Monthly Archives: March 2026

Signs of ethics, accountability, brand equity

Some grocery stores carry tens of thousands of sku’s; at some point, errors happen. Errors abt customer safety are atop each retailer’s priority list. Behind that- errors that cause a whiff of deception; and could damage a banner’s reputation. This article mentions a $10k penalty for ‘Made In Canada’ signage errors; but the fine isn’t really the significant cost; the big ‘cost’ is a loss of customer trust, investor faith. https://www.cp24.com/local/toronto/2026/03/20/2-grocery-stores-in-ontario-fined-10k-each-for-mislabelling-some-food-items-as-canadian/

Marketers & retail management staff must reign in any impulse to slap on a not-quite-accurate sign, b/c small missteps cost brand equity. If misinformation here came from a specific (unnamed produce) supplier who inaccurately portrayed an item’s ‘Made In Canada’ status, their (behind-closed doors) ‘penalty’ cd be loss of a big customer. If the error traces to careless decisions by retail staff, new store training is evidently needed.

Usually the big loss of trust is with the customer facing entity; this article names Fortinos & Real Canadian Superstore, but what’s unusual is that a diligent reporter, Alex Arsenych, names names beyond these 2 customer-facing entities (banners), also mentioning ‘the L Word’- Loblaws, the banners’ owner/supplier.

Marketers Take Note: If you expect to be anonymous/safe from controversy that’s a direct/ indirect outcome of your decisions, beware! Diligent reporters can ‘out’ you. And what if Head Office Marketing doesn’t ‘technically’ commit a sin, just their agency partners’? No dice. You own your agencies work. In 2018, Aeroplan & CBC Radio hired a Montreal-based agency for attitude segmentation research; the firm (whose name rhymes with ‘Slop’) surveyed the public with Degree of Agreement statements smacking of bigotry, misogyny. Anyone recall the name of that research agency? Nope? But Aeroplan & CBC Radio brands wore the transgression for years online. Those brands forced to take a painful equity hit each time a new customer googled eg ‘Aeroplan Survey Offends’

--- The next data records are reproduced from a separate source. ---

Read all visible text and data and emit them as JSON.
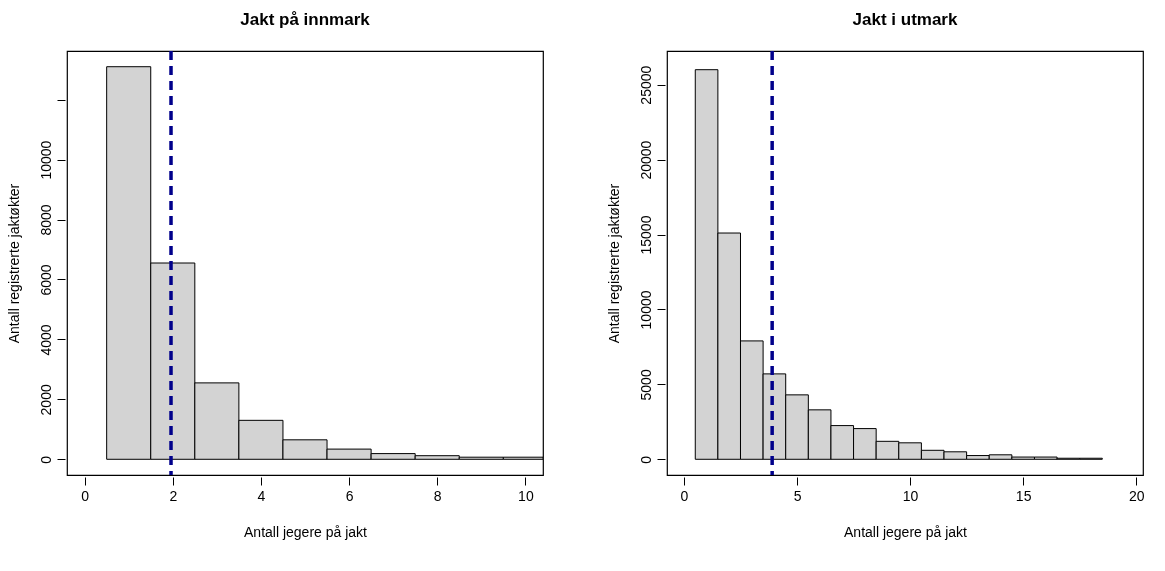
{
  "chart_data": [
    {
      "type": "histogram",
      "title": "Jakt på innmark",
      "xlabel": "Antall jegere på jakt",
      "ylabel": "Antall registrerte jaktøkter",
      "bins": [
        0.5,
        1.5,
        2.5,
        3.5,
        4.5,
        5.5,
        6.5,
        7.5,
        8.5,
        9.5,
        10.4
      ],
      "values": [
        13100,
        6550,
        2550,
        1300,
        650,
        340,
        190,
        120,
        70,
        70
      ],
      "color": "#d3d3d3",
      "xlim": [
        -0.4,
        10.4
      ],
      "xticks": [
        0,
        2,
        4,
        6,
        8,
        10
      ],
      "ylim": [
        -524,
        13624
      ],
      "yticks": [
        0,
        2000,
        4000,
        6000,
        8000,
        10000,
        {
          "value": 12000,
          "label": null
        }
      ],
      "ref_lines": [
        {
          "axis": "x",
          "value": 1.96,
          "color": "#00008b",
          "line_style": "dashed"
        }
      ]
    },
    {
      "type": "histogram",
      "title": "Jakt i utmark",
      "xlabel": "Antall jegere på jakt",
      "ylabel": "Antall registrerte jaktøkter",
      "bins": [
        0.5,
        1.5,
        2.5,
        3.5,
        4.5,
        5.5,
        6.5,
        7.5,
        8.5,
        9.5,
        10.5,
        11.5,
        12.5,
        13.5,
        14.5,
        15.5,
        16.5,
        17.5,
        18.5
      ],
      "values": [
        26000,
        15100,
        7900,
        5700,
        4300,
        3300,
        2250,
        2050,
        1200,
        1100,
        600,
        500,
        250,
        300,
        150,
        150,
        70,
        70
      ],
      "color": "#d3d3d3",
      "xlim": [
        -0.75,
        20.3
      ],
      "xticks": [
        0,
        5,
        10,
        15,
        20
      ],
      "ylim": [
        -1048,
        27248
      ],
      "yticks": [
        0,
        5000,
        10000,
        15000,
        20000,
        25000
      ],
      "ref_lines": [
        {
          "axis": "x",
          "value": 3.9,
          "color": "#00008b",
          "line_style": "dashed"
        }
      ]
    }
  ]
}
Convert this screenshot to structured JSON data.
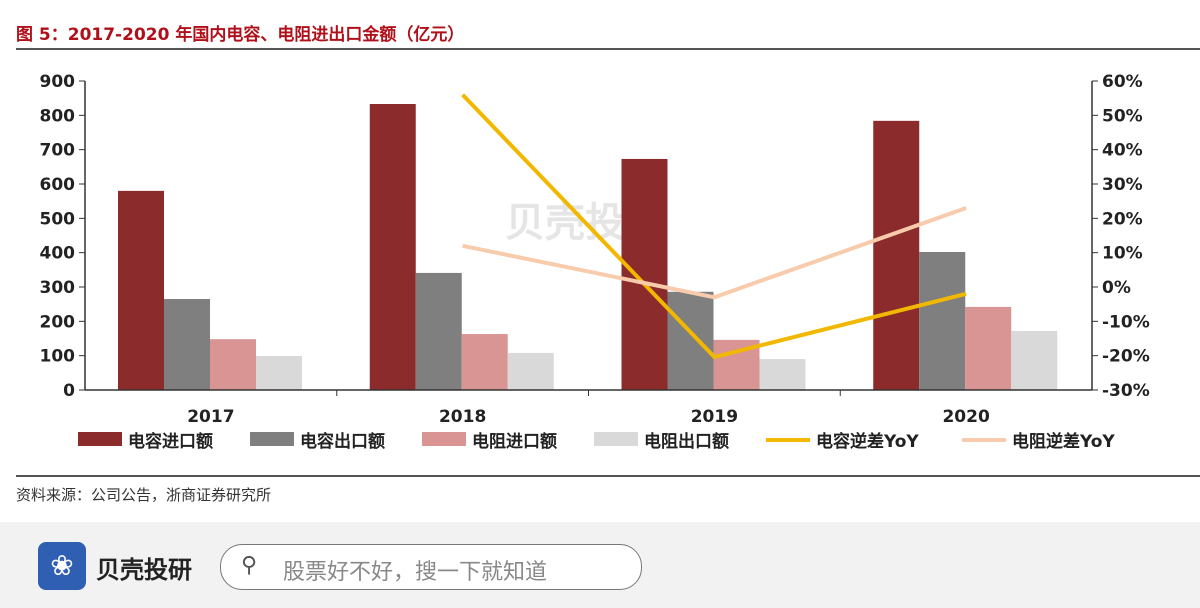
{
  "title": "图 5：2017-2020 年国内电容、电阻进出口金额（亿元）",
  "source": "资料来源：公司公告，浙商证券研究所",
  "watermark": "贝壳投研",
  "footer": {
    "brand": "贝壳投研",
    "search_placeholder": "股票好不好，搜一下就知道",
    "logo_icon": "shell-logo-icon",
    "search_icon": "search-icon"
  },
  "chart_data": {
    "type": "bar",
    "categories": [
      "2017",
      "2018",
      "2019",
      "2020"
    ],
    "series": [
      {
        "name": "电容进口额",
        "type": "bar",
        "axis": "left",
        "color": "#8b2b2b",
        "values": [
          580,
          833,
          673,
          784
        ]
      },
      {
        "name": "电容出口额",
        "type": "bar",
        "axis": "left",
        "color": "#7f7f7f",
        "values": [
          265,
          341,
          286,
          402
        ]
      },
      {
        "name": "电阻进口额",
        "type": "bar",
        "axis": "left",
        "color": "#d99594",
        "values": [
          148,
          163,
          146,
          242
        ]
      },
      {
        "name": "电阻出口额",
        "type": "bar",
        "axis": "left",
        "color": "#d9d9d9",
        "values": [
          99,
          108,
          90,
          172
        ]
      },
      {
        "name": "电容逆差YoY",
        "type": "line",
        "axis": "right",
        "color": "#f2b800",
        "values": [
          null,
          56,
          -20.4,
          -2
        ]
      },
      {
        "name": "电阻逆差YoY",
        "type": "line",
        "axis": "right",
        "color": "#f8cbad",
        "values": [
          null,
          12,
          -3,
          23
        ]
      }
    ],
    "yleft": {
      "min": 0,
      "max": 900,
      "ticks": [
        "0",
        "100",
        "200",
        "300",
        "400",
        "500",
        "600",
        "700",
        "800",
        "900"
      ]
    },
    "yright": {
      "min": -30,
      "max": 60,
      "ticks": [
        "-30%",
        "-20%",
        "-10%",
        "0%",
        "10%",
        "20%",
        "30%",
        "40%",
        "50%",
        "60%"
      ]
    },
    "legend": "bottom"
  }
}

-for those seeking schadenfreude, though CBC took it down, for now, you can still read about it here: https://news.mcmaster.ca/aeroplans-troublesome-purity-of-the-country-survey-is-nothing-new/

Store in a Store

Excluding Grocery & Drugstores, more traditional multi-supplier retailers are hitting rough waters; many went Chapter 11 eg Sears, Woolco, Zellers, The Bay, Neiman Marcus, Lord & Taylor, Saks*, JCPenney*, Nordstrom Canada, Shopko, etc. We still have Holts, Macy’s, Bloomingdales, Canadian Tire, Walmart, Kohl’s, and some (salvaged) Saks & JCPenney stores. They all feel pressure to adapt or suffer and that’s one reason many are experimenting w ‘Store in a Store‘ -a hybrid of traditional Multi-Supplier Store on one end, and a fully Brand-run Flagship outlet at the other end, of a control/selection continuum.

Examples: FedEx courier stores in Staples; Bouclair home decor & UPS package delivery in Walmart; Party City & Petco in Canadian Tire; Wine Rack in Metro, Sobeys & Zehrs.

Holt’s has long used ‘Store In a Store’ (SinS) for designer lines. The brands themselves influence selection, layout & merchandising of sub-footprint zones w/i the overall store. What varies in the different Hybrid experiments is the extent to which supplier brands influence/manage staff training, in store promotion & checkout. SinS formats can’t match the brand autonomy, ambience & selection control of an Own-Store eg a flagship outlet run by a brand like adidas, Nike, Boss, Cole Haan. But fashion brands are foremost interested in brand management & marketing, not in being a retailer, so I bet many brands quietly hope retail chains’ SinS efforts work out & win consumers (as long as the purchases are not by shoppers who would have bought the brand at the flagship store or on the brand’s website anyway!)